Nazra, die durchtriebenere der beiden Schwestern, jedoch ruhte nicht. Wenn es ihr auch nicht möglich war Nyame selbst zu richten, so hatte sie doch Möglichkeiten zu handeln. In der Nacht, als Nyame fern war und ihr Antlitz von der Welt gewandt hatte, beschwor sie Izimrothîl. Lauter Donner grollte und ließ die Erde erzittern. Bäume kämpften gegen Sturm und Regen, der in Bindfäden auf die Erde fiel. Blitze erhellten die Nacht. Es war zu einer Zeit, da unser Volk noch nicht existierte.

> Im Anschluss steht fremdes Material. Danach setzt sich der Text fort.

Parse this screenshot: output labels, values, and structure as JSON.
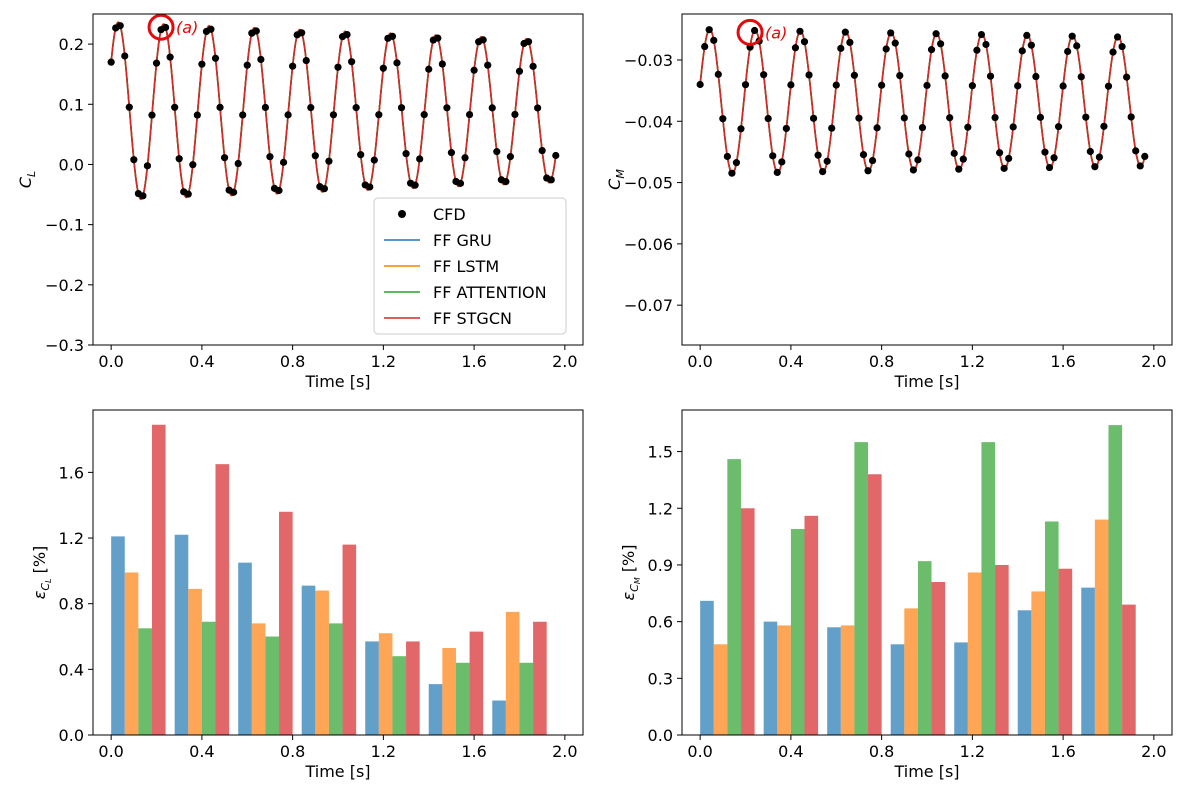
{
  "figure": {
    "background": "#ffffff"
  },
  "colors": {
    "cfd": "#000000",
    "gru": "#1f77b4",
    "lstm": "#ff7f0e",
    "attention": "#2ca02c",
    "stgcn": "#d62728",
    "bar_blue": "#1f77b4",
    "bar_orange": "#ff7f0e",
    "bar_green": "#2ca02c",
    "bar_red": "#d62728",
    "marker": "#e6080b"
  },
  "chart_data": [
    {
      "id": "cl",
      "type": "line",
      "title": "",
      "xlabel": "Time [s]",
      "ylabel": "C",
      "ylabel_sub": "L",
      "xlim": [
        -0.08,
        2.08
      ],
      "ylim": [
        -0.3,
        0.25
      ],
      "xticks": [
        0.0,
        0.4,
        0.8,
        1.2,
        1.6,
        2.0
      ],
      "xtick_labels": [
        "0.0",
        "0.4",
        "0.8",
        "1.2",
        "1.6",
        "2.0"
      ],
      "yticks": [
        -0.3,
        -0.2,
        -0.1,
        0.0,
        0.1,
        0.2
      ],
      "ytick_labels": [
        "−0.3",
        "−0.2",
        "−0.1",
        "0.0",
        "0.1",
        "0.2"
      ],
      "grid": false,
      "signal": {
        "t0": 0.0,
        "t1": 1.96,
        "period": 0.2,
        "offset": 0.0885,
        "amplitude_start": 0.148,
        "amplitude_end": 0.118,
        "damping_end": 0.03,
        "phase_start_value": 0.17
      },
      "cfd_sample_interval": 0.02,
      "series": [
        "CFD",
        "FF GRU",
        "FF LSTM",
        "FF ATTENTION",
        "FF STGCN"
      ],
      "legend": {
        "position": "lower-right",
        "entries": [
          {
            "label": "CFD",
            "kind": "marker",
            "color": "#000000"
          },
          {
            "label": "FF GRU",
            "kind": "line",
            "color": "#1f77b4"
          },
          {
            "label": "FF LSTM",
            "kind": "line",
            "color": "#ff7f0e"
          },
          {
            "label": "FF ATTENTION",
            "kind": "line",
            "color": "#2ca02c"
          },
          {
            "label": "FF STGCN",
            "kind": "line",
            "color": "#d62728"
          }
        ]
      },
      "annotation": {
        "text": "(a)",
        "x": 0.22,
        "y": 0.228
      }
    },
    {
      "id": "cm",
      "type": "line",
      "title": "",
      "xlabel": "Time [s]",
      "ylabel": "C",
      "ylabel_sub": "M",
      "xlim": [
        -0.08,
        2.08
      ],
      "ylim": [
        -0.0765,
        -0.0225
      ],
      "xticks": [
        0.0,
        0.4,
        0.8,
        1.2,
        1.6,
        2.0
      ],
      "xtick_labels": [
        "0.0",
        "0.4",
        "0.8",
        "1.2",
        "1.6",
        "2.0"
      ],
      "yticks": [
        -0.07,
        -0.06,
        -0.05,
        -0.04,
        -0.03
      ],
      "ytick_labels": [
        "−0.07",
        "−0.06",
        "−0.05",
        "−0.04",
        "−0.03"
      ],
      "grid": false,
      "signal": {
        "t0": 0.0,
        "t1": 1.96,
        "period": 0.2,
        "offset": -0.0368,
        "amplitude_start": 0.0118,
        "amplitude_end": 0.0105,
        "damping_end": 0.0,
        "phase_start_value": -0.034
      },
      "cfd_sample_interval": 0.02,
      "series": [
        "CFD",
        "FF GRU",
        "FF LSTM",
        "FF ATTENTION",
        "FF STGCN"
      ],
      "annotation": {
        "text": "(a)",
        "x": 0.22,
        "y": -0.0255
      }
    },
    {
      "id": "ecl",
      "type": "bar",
      "title": "",
      "xlabel": "Time [s]",
      "ylabel": "ε",
      "ylabel_sub": "C",
      "ylabel_subsub": "L",
      "ylabel_unit": " [%]",
      "xlim": [
        -0.08,
        2.08
      ],
      "ylim": [
        0.0,
        1.98
      ],
      "xticks": [
        0.0,
        0.4,
        0.8,
        1.2,
        1.6,
        2.0
      ],
      "xtick_labels": [
        "0.0",
        "0.4",
        "0.8",
        "1.2",
        "1.6",
        "2.0"
      ],
      "yticks": [
        0.0,
        0.4,
        0.8,
        1.2,
        1.6
      ],
      "ytick_labels": [
        "0.0",
        "0.4",
        "0.8",
        "1.2",
        "1.6"
      ],
      "grid": false,
      "group_starts": [
        0.0,
        0.28,
        0.56,
        0.84,
        1.12,
        1.4,
        1.68
      ],
      "bar_width": 0.06,
      "series": [
        {
          "name": "FF GRU",
          "color": "#1f77b4",
          "values": [
            1.21,
            1.22,
            1.05,
            0.91,
            0.57,
            0.31,
            0.21
          ]
        },
        {
          "name": "FF LSTM",
          "color": "#ff7f0e",
          "values": [
            0.99,
            0.89,
            0.68,
            0.88,
            0.62,
            0.53,
            0.75
          ]
        },
        {
          "name": "FF ATTENTION",
          "color": "#2ca02c",
          "values": [
            0.65,
            0.69,
            0.6,
            0.68,
            0.48,
            0.44,
            0.44
          ]
        },
        {
          "name": "FF STGCN",
          "color": "#d62728",
          "values": [
            1.89,
            1.65,
            1.36,
            1.16,
            0.57,
            0.63,
            0.69
          ]
        }
      ]
    },
    {
      "id": "ecm",
      "type": "bar",
      "title": "",
      "xlabel": "Time [s]",
      "ylabel": "ε",
      "ylabel_sub": "C",
      "ylabel_subsub": "M",
      "ylabel_unit": " [%]",
      "xlim": [
        -0.08,
        2.08
      ],
      "ylim": [
        0.0,
        1.72
      ],
      "xticks": [
        0.0,
        0.4,
        0.8,
        1.2,
        1.6,
        2.0
      ],
      "xtick_labels": [
        "0.0",
        "0.4",
        "0.8",
        "1.2",
        "1.6",
        "2.0"
      ],
      "yticks": [
        0.0,
        0.3,
        0.6,
        0.9,
        1.2,
        1.5
      ],
      "ytick_labels": [
        "0.0",
        "0.3",
        "0.6",
        "0.9",
        "1.2",
        "1.5"
      ],
      "grid": false,
      "group_starts": [
        0.0,
        0.28,
        0.56,
        0.84,
        1.12,
        1.4,
        1.68
      ],
      "bar_width": 0.06,
      "series": [
        {
          "name": "FF GRU",
          "color": "#1f77b4",
          "values": [
            0.71,
            0.6,
            0.57,
            0.48,
            0.49,
            0.66,
            0.78
          ]
        },
        {
          "name": "FF LSTM",
          "color": "#ff7f0e",
          "values": [
            0.48,
            0.58,
            0.58,
            0.67,
            0.86,
            0.76,
            1.14
          ]
        },
        {
          "name": "FF ATTENTION",
          "color": "#2ca02c",
          "values": [
            1.46,
            1.09,
            1.55,
            0.92,
            1.55,
            1.13,
            1.64
          ]
        },
        {
          "name": "FF STGCN",
          "color": "#d62728",
          "values": [
            1.2,
            1.16,
            1.38,
            0.81,
            0.9,
            0.88,
            0.69
          ]
        }
      ]
    }
  ]
}
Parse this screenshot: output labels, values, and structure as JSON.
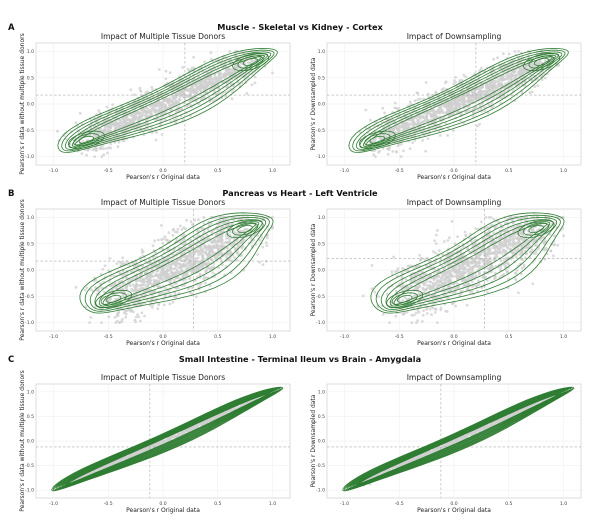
{
  "figure": {
    "rows": [
      {
        "letter": "A",
        "title": "Muscle - Skeletal vs Kidney - Cortex"
      },
      {
        "letter": "B",
        "title": "Pancreas vs Heart - Left Ventricle"
      },
      {
        "letter": "C",
        "title": "Small Intestine - Terminal Ileum vs Brain - Amygdala"
      }
    ]
  },
  "chart_data": [
    {
      "type": "scatter",
      "row": "A",
      "title": "Impact of Multiple Tissue Donors",
      "xlabel": "Pearson's r Original data",
      "ylabel": "Pearson's r data without multiple tissue donors",
      "xlim": [
        -1.0,
        1.0
      ],
      "ylim": [
        -1.0,
        1.0
      ],
      "xticks": [
        "-1.0",
        "-0.5",
        "0.0",
        "0.5",
        "1.0"
      ],
      "yticks": [
        "-1.0",
        "-0.5",
        "0.0",
        "0.5",
        "1.0"
      ],
      "hline": 0.17,
      "vline": 0.2,
      "points_color": "#cfcfcf",
      "contour_color": "#2e7d32",
      "density_modes": [
        [
          -0.7,
          -0.68
        ],
        [
          0.8,
          0.8
        ]
      ],
      "spread": 0.17
    },
    {
      "type": "scatter",
      "row": "A",
      "title": "Impact of Downsampling",
      "xlabel": "Pearson's r Original data",
      "ylabel": "Pearson's r Downsampled data",
      "xlim": [
        -1.0,
        1.0
      ],
      "ylim": [
        -1.0,
        1.0
      ],
      "xticks": [
        "-1.0",
        "-0.5",
        "0.0",
        "0.5",
        "1.0"
      ],
      "yticks": [
        "-1.0",
        "-0.5",
        "0.0",
        "0.5",
        "1.0"
      ],
      "hline": 0.17,
      "vline": 0.2,
      "points_color": "#cfcfcf",
      "contour_color": "#2e7d32",
      "density_modes": [
        [
          -0.7,
          -0.68
        ],
        [
          0.8,
          0.8
        ]
      ],
      "spread": 0.17
    },
    {
      "type": "scatter",
      "row": "B",
      "title": "Impact of Multiple Tissue Donors",
      "xlabel": "Pearson's r Original data",
      "ylabel": "Pearson's r data without multiple tissue donors",
      "xlim": [
        -1.0,
        1.0
      ],
      "ylim": [
        -1.0,
        1.0
      ],
      "xticks": [
        "-1.0",
        "-0.5",
        "0.0",
        "0.5",
        "1.0"
      ],
      "yticks": [
        "-1.0",
        "-0.5",
        "0.0",
        "0.5",
        "1.0"
      ],
      "hline": 0.17,
      "vline": 0.28,
      "points_color": "#cfcfcf",
      "contour_color": "#2e7d32",
      "density_modes": [
        [
          -0.45,
          -0.55
        ],
        [
          0.75,
          0.78
        ]
      ],
      "spread": 0.26
    },
    {
      "type": "scatter",
      "row": "B",
      "title": "Impact of Downsampling",
      "xlabel": "Pearson's r Original data",
      "ylabel": "Pearson's r Downsampled data",
      "xlim": [
        -1.0,
        1.0
      ],
      "ylim": [
        -1.0,
        1.0
      ],
      "xticks": [
        "-1.0",
        "-0.5",
        "0.0",
        "0.5",
        "1.0"
      ],
      "yticks": [
        "-1.0",
        "-0.5",
        "0.0",
        "0.5",
        "1.0"
      ],
      "hline": 0.22,
      "vline": 0.28,
      "points_color": "#cfcfcf",
      "contour_color": "#2e7d32",
      "density_modes": [
        [
          -0.45,
          -0.55
        ],
        [
          0.75,
          0.78
        ]
      ],
      "spread": 0.26
    },
    {
      "type": "scatter",
      "row": "C",
      "title": "Impact of Multiple Tissue Donors",
      "xlabel": "Pearson's r Original data",
      "ylabel": "Pearson's r data without multiple tissue donors",
      "xlim": [
        -1.0,
        1.0
      ],
      "ylim": [
        -1.0,
        1.0
      ],
      "xticks": [
        "-1.0",
        "-0.5",
        "0.0",
        "0.5",
        "1.0"
      ],
      "yticks": [
        "-1.0",
        "-0.5",
        "0.0",
        "0.5",
        "1.0"
      ],
      "hline": -0.12,
      "vline": -0.12,
      "points_color": "#cfcfcf",
      "contour_color": "#2e7d32",
      "density_modes": [
        [
          -0.82,
          -0.82
        ],
        [
          0.9,
          0.9
        ]
      ],
      "spread": 0.035
    },
    {
      "type": "scatter",
      "row": "C",
      "title": "Impact of Downsampling",
      "xlabel": "Pearson's r Original data",
      "ylabel": "Pearson's r Downsampled data",
      "xlim": [
        -1.0,
        1.0
      ],
      "ylim": [
        -1.0,
        1.0
      ],
      "xticks": [
        "-1.0",
        "-0.5",
        "0.0",
        "0.5",
        "1.0"
      ],
      "yticks": [
        "-1.0",
        "-0.5",
        "0.0",
        "0.5",
        "1.0"
      ],
      "hline": -0.12,
      "vline": -0.12,
      "points_color": "#cfcfcf",
      "contour_color": "#2e7d32",
      "density_modes": [
        [
          -0.82,
          -0.82
        ],
        [
          0.9,
          0.9
        ]
      ],
      "spread": 0.035
    }
  ]
}
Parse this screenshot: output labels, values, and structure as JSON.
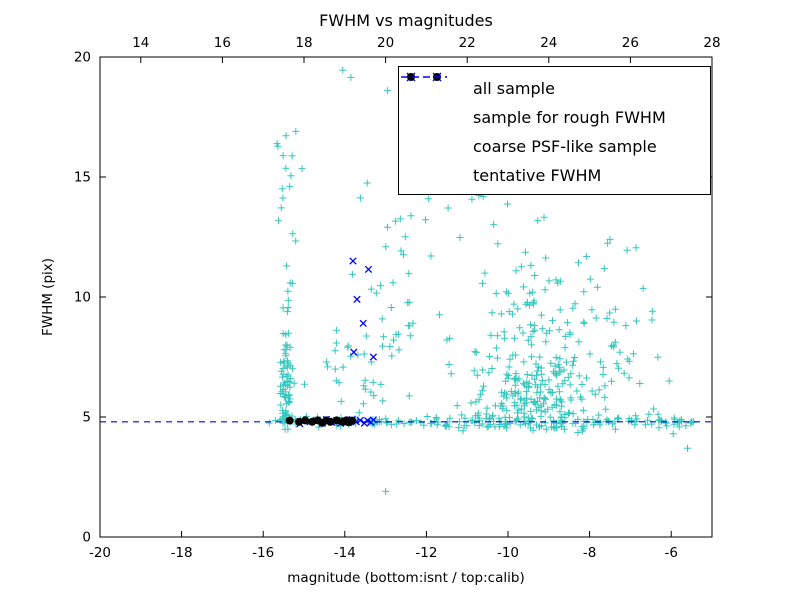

Aber sie war da – und hatte sie stets über Land und Leben gewacht, so waren ihr in der Nacht die Hände gebunden, denn sie war eins mit der Sonne und es war ihr verwährt zu sehen, was die Nacht brachte.
Nazra, der Tod und die Nacht wollte Nymae nehmen, was ihr am wertvollsten war: Das Leben der Welt. Formeln, wie sie nur die Götter kennen, wurden vom Sturm über die Wälder, die Berge und die Seen getragen, als sich plötzlich die Erde auftat und sich ein Gigant erhob: Izimrothîl. Sein Leib war ein Berg, doch Arme und Beine ermöglichten ihm das Wandeln. Getrieben aus der Kraft zu vernichten, begann er seiner zerstörerischen Wut freien Lauf zu lassen. Bäume wurden niedergewalzt, Tiere unter seinem massigen Körper zerquetscht. Stunden vergingen und die Schöpfung begann zu sterben.
Der göttliche Rhythmus läutete den Tag ein und Nazra musste ihren Blick von ihrem finsteren Frevel wenden. Die Zeit Nyames war gekommen. Als sie sah was die Nacht angerichtet hatte, wurde sie sehr traurig und sie begann zu weinen. Da, wo ihre Tränen die Erde berührten, wuchsen neue Pflanzen und Tiere entstanden wie aus dem Nichts. Aber noch immer wütete Izimrothîl in seinem Wahnsinn. Es würde eine halbe Ewigkeit dauern den Schaden, den er schon jetzt angerichtet hatte, zu kurieren. Mit einem Grimmen Wort, das nur die Götter kennen, entsandte Nyame einen gebündelten Lichtstrahl zur Erde und wo er auftraf, stand kurz darauf eine wunderschöne, unbekleidete Frau. Ihr Haar war golden wie die Sonne selbst und es wellte sich bis zu ihrer Hüfte. Ihr Leib war perfekt und ohne Makel und ihre Augen waren der Himmel. Sie war sie. Oben am Firmament und unten auf der Welt zugleich. Sie, die Fleisch gewordene, griff ins Erdreich, so als sei es nicht. Ihr Arm tauchte hinein, als griffe sie in einen Fluss. Und als sie ihn wieder herauszog, da hielt sie ein filigranes Schwert, das mehr einem Degen glich, in den Händen: Nîradar, das Schwert der Einen.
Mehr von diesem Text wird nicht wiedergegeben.